Santé et travail : comment conduire le changement sans bouleverser les hommes ?

Le durcissement de la législation sur la santé au travail augmente les risques juridiques. Voici des conseils pour les limiter.

Le problème
Il y a eu durcissement continu de la législation sur la santé au travail. La législation amiante de 2002 a été une étape décisive. Elle donne une obligation de résultat à l'entreprise en termes de santé de ses employés. Ce qui signifie qu'elle sera condamnée pour un manquement formel. La faute n'a pas besoin d'être démontrée. Par conséquent, il est facile d'attaquer une entreprise et excessivement difficile de la défendre. D'une certaine façon, elle est présumée coupable.
C'est ainsi qu'il faut relativement peu de preuves pour imputer la responsabilité d'un suicide au domicile à un employeur.
La dureté de cette législation ne peut être comprise si l'on ne connaît pas sa cause. Pendant 30 ans, l'entreprise française a nié les risques posés par l'amiante. Le seul moyen de lui faire prendre en compte la santé de ses salariés a été de durcir drastiquement les peines qu'elle encourt. Cette législation s'étend maintenant à tout ce qui concerne la santé au travail.
La législation continue à se durcir. Jusqu'ici le harcèlement était difficile à prouver. En effet, il demande des témoignages de collègues de la victime, qui ne peuvent s'exprimer sans risquer leur emploi. Or, depuis un an, il est possible d'incriminer un mode de management.
Aujourd'hui, le contentieux employés / employeurs, qui explose, tend à s'engouffrer dans cette brèche béante.

Les risques
La santé au travail à proprement parler ressortit au domaine de l'accident du travail. Les peines encourues sont des dédommagements fonction du préjudice subi. Le harcèlement, lui, peut entraîner une peine de prison.
Mais, il y a un autre risque. Dans le cas d'un suicide, par exemple, la meilleure défense de l'entreprise est de plaider qu'elle a été abusée par le management de la victime.
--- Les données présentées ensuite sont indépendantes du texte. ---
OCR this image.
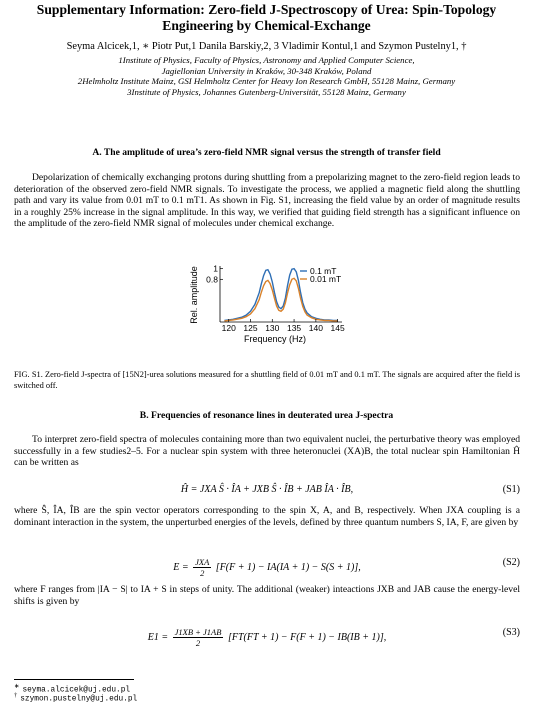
Supplementary Information: Zero-field J-Spectroscopy of Urea: Spin-Topology
Engineering by Chemical-Exchange
Seyma Alcicek,1, ∗ Piotr Put,1 Danila Barskiy,2, 3 Vladimir Kontul,1 and Szymon Pustelny1, †
1Institute of Physics, Faculty of Physics, Astronomy and Applied Computer Science,
Jagiellonian University in Kraków, 30-348 Kraków, Poland
2Helmholtz Institute Mainz, GSI Helmholtz Center for Heavy Ion Research GmbH, 55128 Mainz, Germany
3Institute of Physics, Johannes Gutenberg-Universität, 55128 Mainz, Germany
A. The amplitude of urea’s zero-field NMR signal versus the strength of transfer field
Depolarization of chemically exchanging protons during shuttling from a prepolarizing magnet to the zero-field region leads to deterioration of the observed zero-field NMR signals. To investigate the process, we applied a magnetic field along the shuttling path and vary its value from 0.01 mT to 0.1 mT1. As shown in Fig. S1, increasing the field value by an order of magnitude results in a roughly 25% increase in the signal amplitude. In this way, we verified that guiding field strength has a significant influence on the amplitude of the zero-field NMR signal of molecules under chemical exchange.
120 125 130 135 140 145
0.8
1	0.1 mT
0.01 mT
Frequency (Hz)
Rel. amplitude
FIG. S1. Zero-field J-spectra of [15N2]-urea solutions measured for a shuttling field of 0.01 mT and 0.1 mT. The signals are acquired after the field is switched off.
B. Frequencies of resonance lines in deuterated urea J-spectra
To interpret zero-field spectra of molecules containing more than two equivalent nuclei, the perturbative theory was employed successfully in a few studies2–5. For a nuclear spin system with three heteronuclei (XA)B, the total nuclear spin Hamiltonian Ĥ can be written as
Ĥ = JXA Ŝ · ÎA + JXB Ŝ · ÎB + JAB ÎA · ÎB,	(S1)
where Ŝ, ÎA, ÎB are the spin vector operators corresponding to the spin X, A, and B, respectively. When JXA coupling is a dominant interaction in the system, the unperturbed energies of the levels, defined by three quantum numbers S, IA, F, are given by
$E = \frac{\text{JXA}}{2} [F(F + 1) - IA(IA + 1) - S(S + 1)]$,	(S2)
where F ranges from |IA − S| to IA + S in steps of unity. The additional (weaker) inteactions JXB and JAB cause the energy-level shifts is given by
$E1 = \frac{J1XB + J1AB}{2} [FT(FT + 1) - F(F + 1) - IB(IB + 1)]$,	(S3)
∗seyma.alcicek@uj.edu.pl
†szymon.pustelny@uj.edu.pl
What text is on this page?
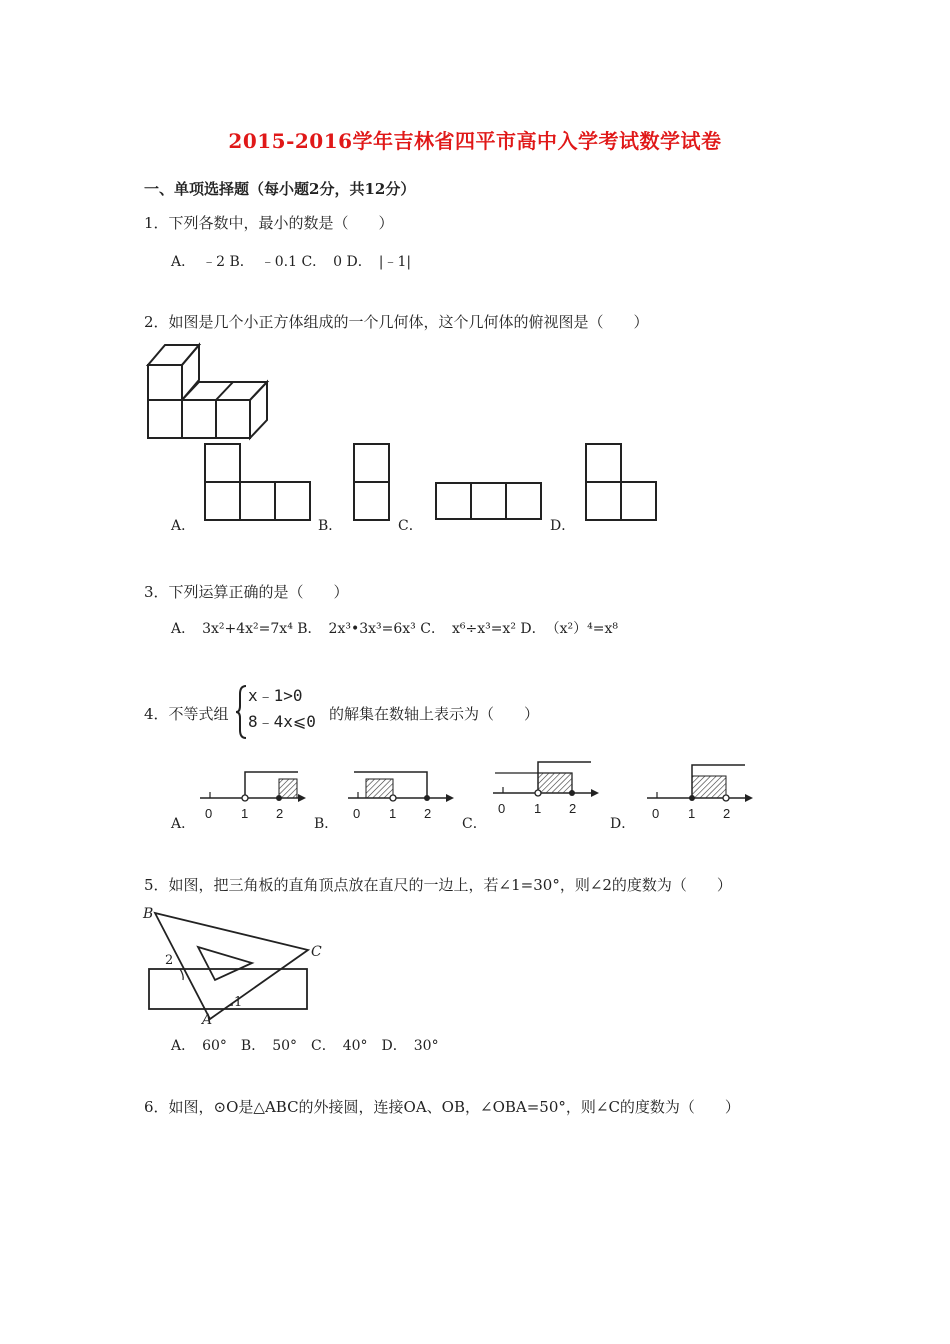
2015-2016学年吉林省四平市高中入学考试数学试卷
一、单项选择题（每小题2分，共12分）
1．下列各数中，最小的数是（　　）
A．　﹣2 B．　﹣0.1 C．　0 D．　|﹣1|
2．如图是几个小正方体组成的一个几何体，这个几何体的俯视图是（　　）
A．	B．	C．	D．
3．下列运算正确的是（　　）
A．　3x²+4x²=7x⁴ B．　2x³•3x³=6x³ C．　x⁶÷x³=x² D．　（x²）⁴=x⁸
4．不等式组
x﹣1>0
8﹣4x⩽0 的解集在数轴上表示为（　　）
A．
0 1 2
B．
0 1 2
C．
0 1 2
D．
0 1 2
5．如图，把三角板的直角顶点放在直尺的一边上，若∠1=30°，则∠2的度数为（　　）
B
C
A
1
2
A．　60°　B．　50°　C．　40°　D．　30°
6．如图，⊙O是△ABC的外接圆，连接OA、OB，∠OBA=50°，则∠C的度数为（　　）
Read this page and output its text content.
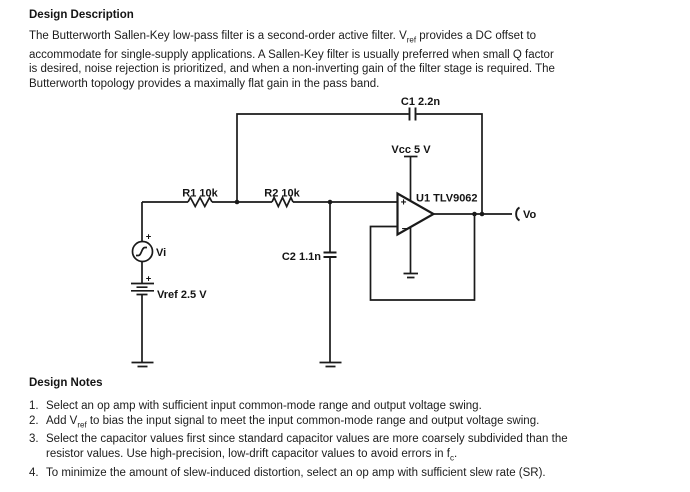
Design Description
The Butterworth Sallen-Key low-pass filter is a second-order active filter. $V_{ref}$ provides a DC offset to
accommodate for single-supply applications. A Sallen-Key filter is usually preferred when small Q factor
is desired, noise rejection is prioritized, and when a non-inverting gain of the filter stage is required. The
Butterworth topology provides a maximally flat gain in the pass band.
+
−
C1 2.2n
Vcc 5 V
R1 10k	R2 10k	U1 TLV9062
Vo
Vi
Vref 2.5 V
C2 1.1n
+
+
Design Notes
1. Select an op amp with sufficient input common-mode range and output voltage swing.
2. Add $V_{ref}$ to bias the input signal to meet the input common-mode range and output voltage swing.
3. Select the capacitor values first since standard capacitor values are more coarsely subdivided than the
resistor values. Use high-precision, low-drift capacitor values to avoid errors in $f_c$.
4. To minimize the amount of slew-induced distortion, select an op amp with sufficient slew rate (SR).
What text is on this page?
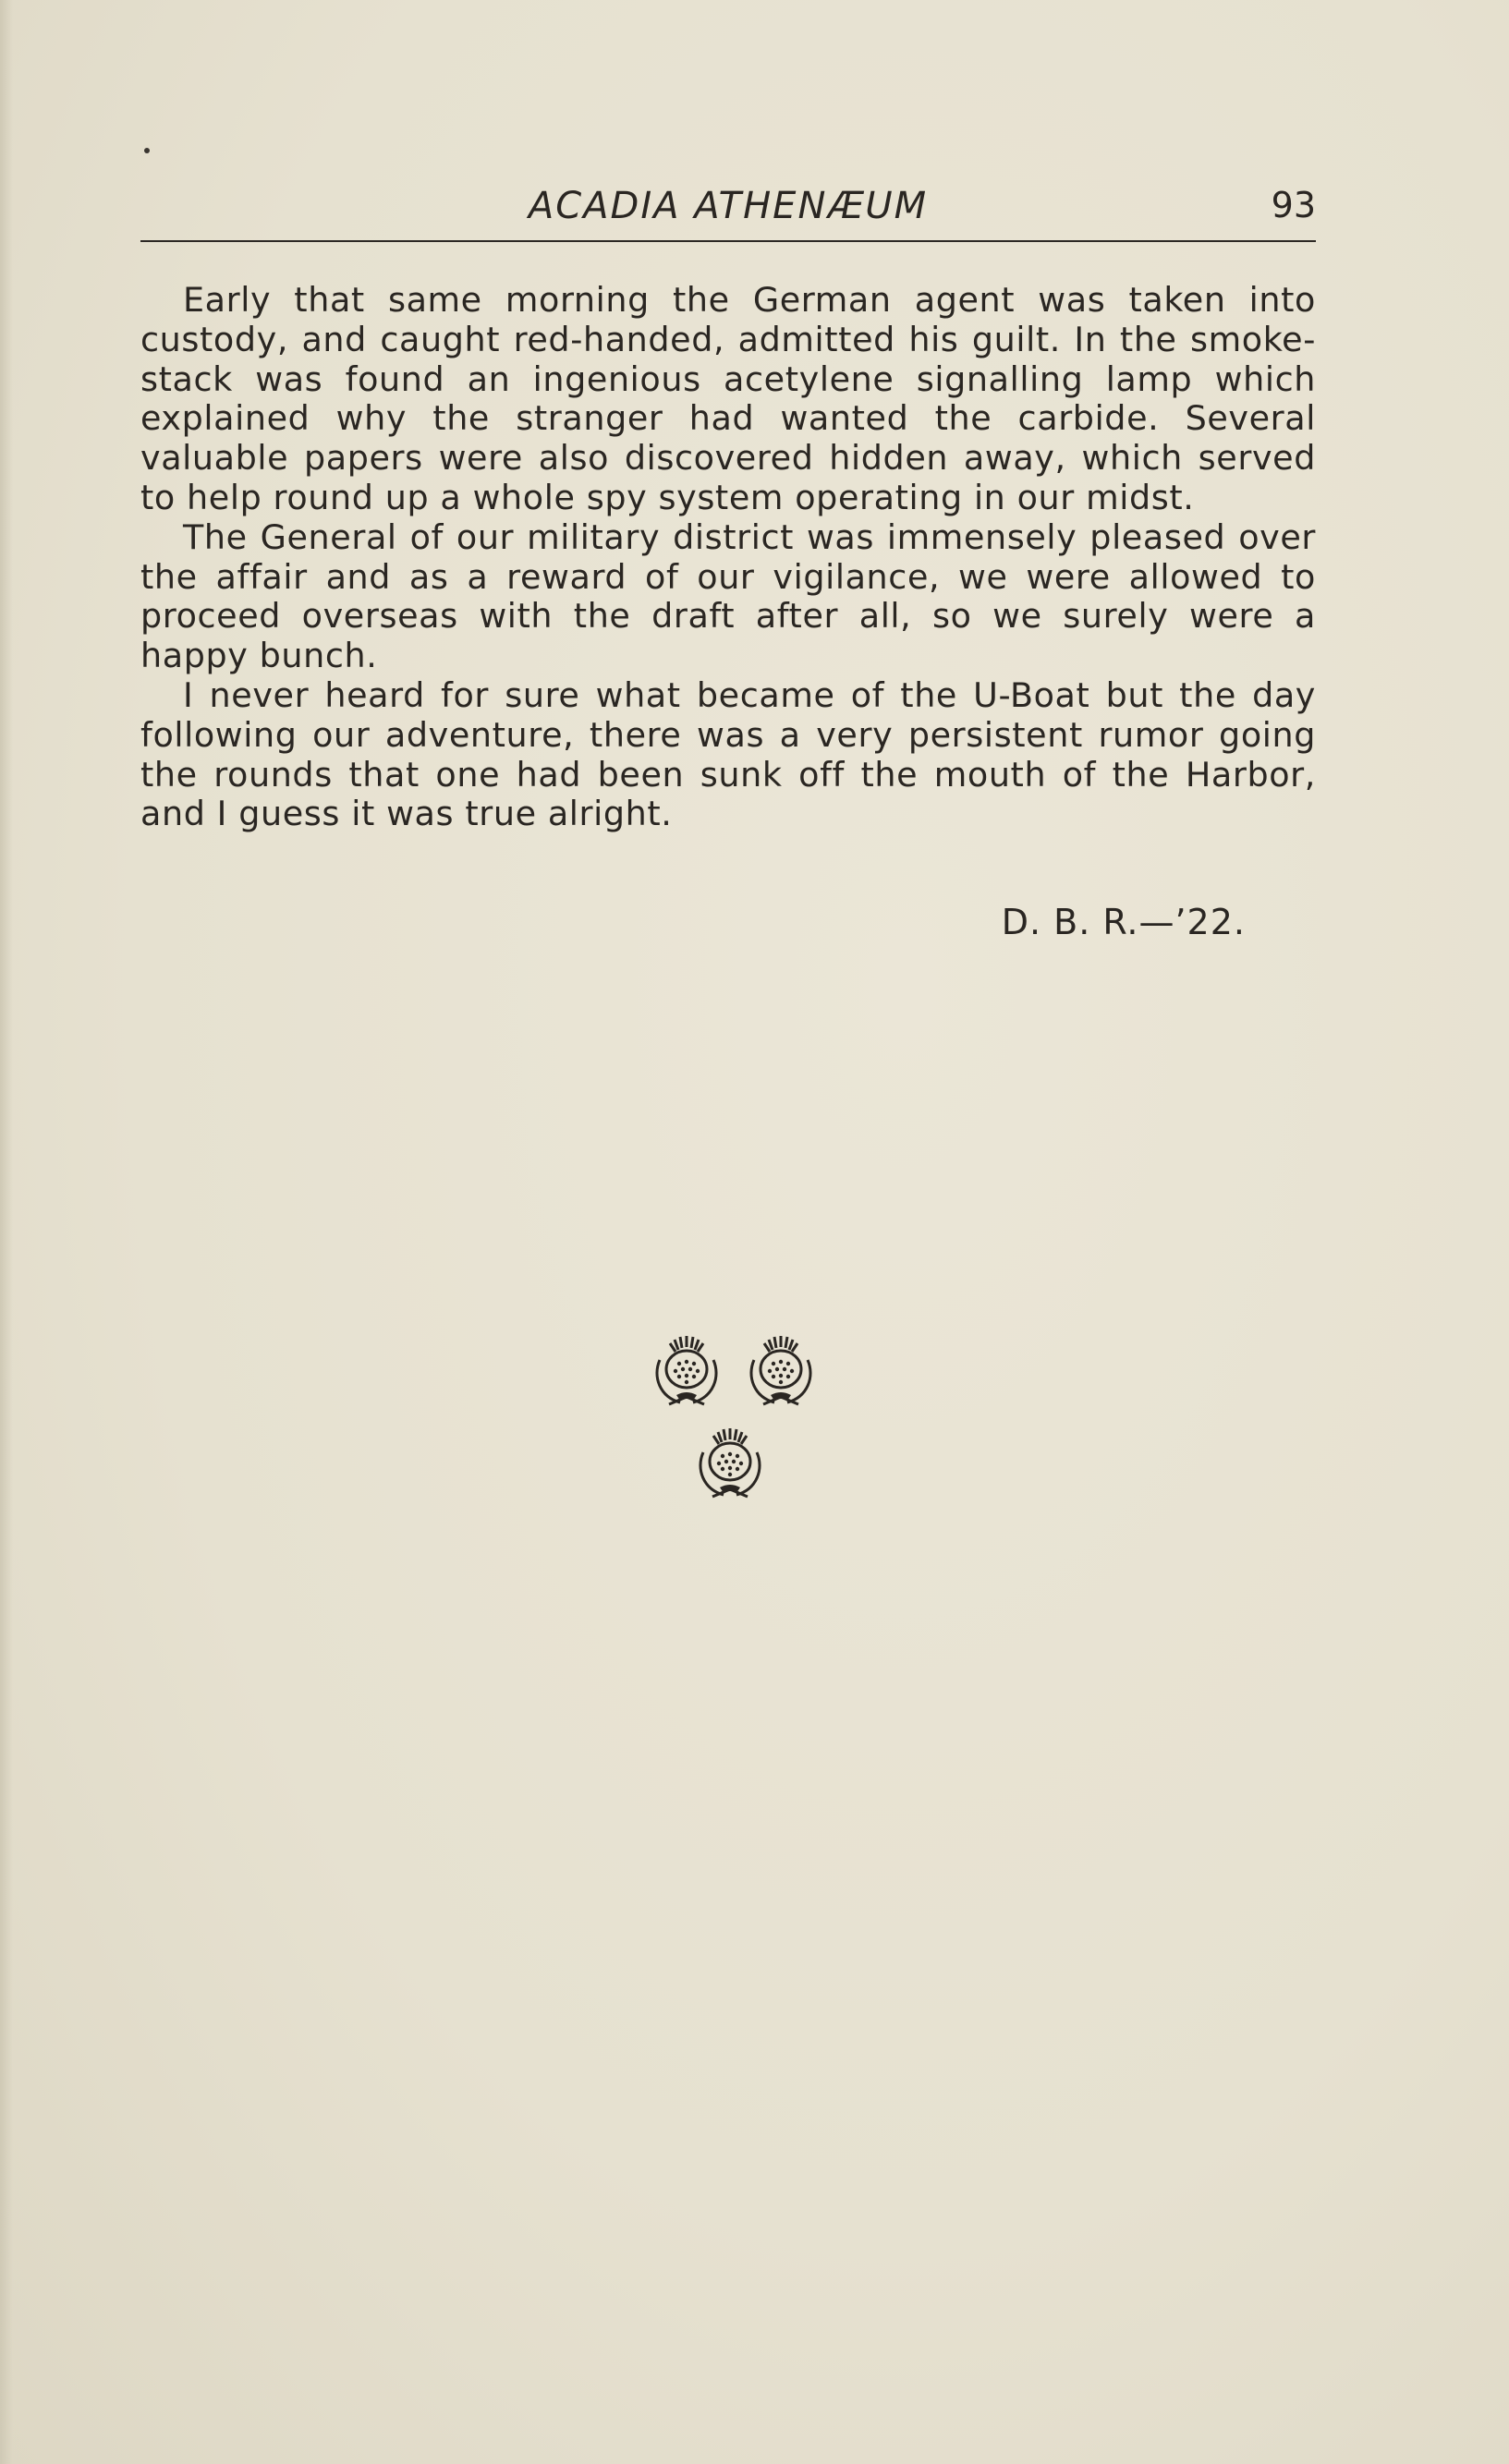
ACADIA ATHENÆUM	93

Early that same morning the German agent was taken into custody, and caught red-handed, admitted his guilt. In the smoke-stack was found an ingenious acetylene signalling lamp which explained why the stranger had wanted the carbide. Several valuable papers were also discovered hidden away, which served to help round up a whole spy system operating in our midst.

The General of our military district was immensely pleased over the affair and as a reward of our vigilance, we were allowed to proceed overseas with the draft after all, so we surely were a happy bunch.

I never heard for sure what became of the U-Boat but the day following our adventure, there was a very persistent rumor going the rounds that one had been sunk off the mouth of the Harbor, and I guess it was true alright.

D. B. R.—’22.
Elle va donc le licencier. (C'est la ligne de défense qui a été adoptée par la Société Générale dans l'affaire Kerviel).  Si l'image de la société souffre de l'affaire, le directeur général, s'il est salarié, sera lui aussi révoqué. Ce motif de licenciement conduit à un reclassement très difficile.

Comment se protéger ?
Comprendre la cause du danger permet d'y remédier. Un exemple : son management a imposé de très grosses réductions de coûts à un responsable d'un restaurant d'entreprise. Or, en cherchant à les appliquer il est entré dans un cercle vicieux de dégradation de la qualité de son service, donc de son chiffre d'affaires. Il a voulu compenser cette dégradation par un investissement personnel exceptionnel, qui s'est révélé intenable. Suicide.
L'origine des problèmes de santé au travail vient d'une cause unique. Le manager donne à l'employé une tâche qui n'est pas réalisable. Mais, du fait de sa position de subordination, celui-ci, ne peut la refuser. Le manager a abusé de son autorité (ce qui est la définition de harcèlement).
En fait, c'est le "comment" qui n'est pas réalisable, pas le "pourquoi". Le "pourquoi" de l'exemple était probablement la volonté d'augmenter la rentabilité du restaurant. Mais, réduire les coûts n'est pas le seul moyen de ce faire ; il est aussi possible de jouer sur l'offre, comme le font tous les restaurants. Et il n'y avait pas mieux placé pour connaître le besoin de son marché que le responsable du restaurant.
La solution au problème de la santé au travail tient en un mot : responsabilité. Un concept central du droit français. Le manager est responsable de définir le "pourquoi", le managé est responsable de dire le "comment". Ce faisant, le manager est certain que le managé a les moyens de réussir. Le manager n'est alors plus attaquable.
Cet exemple explique aussi pourquoi la santé au travail est aujourd'hui une préoccupation mondiale. Le management de l'entreprise est devenu exclusivement financier. Il ignore le métier de l'entreprise. En conséquence les stratégies qu'il envisage, et surtout les moyens de les mettre en oeuvre, sont rarement réalistes.

Conseils à la mise en oeuvre
La solution à la question de la santé au travail est beaucoup moins triviale qu'il n'y paraît. On ne peut pas "rendre" les employés d'une entreprise responsables. En particulier, tout dispositif mécanique visant à protéger l'entreprise déresponsabilisera ses membres.
Le seul moyen de procéder, est, comme dans l'exemple ci-dessus, de placer l'employé en situation de responsabilité. De s'assurer qu'il "prend son sort en main". La responsabilité du manager est alors de vérifier que, ce faisant, l'employé sert correctement les intérêts de l'entreprise.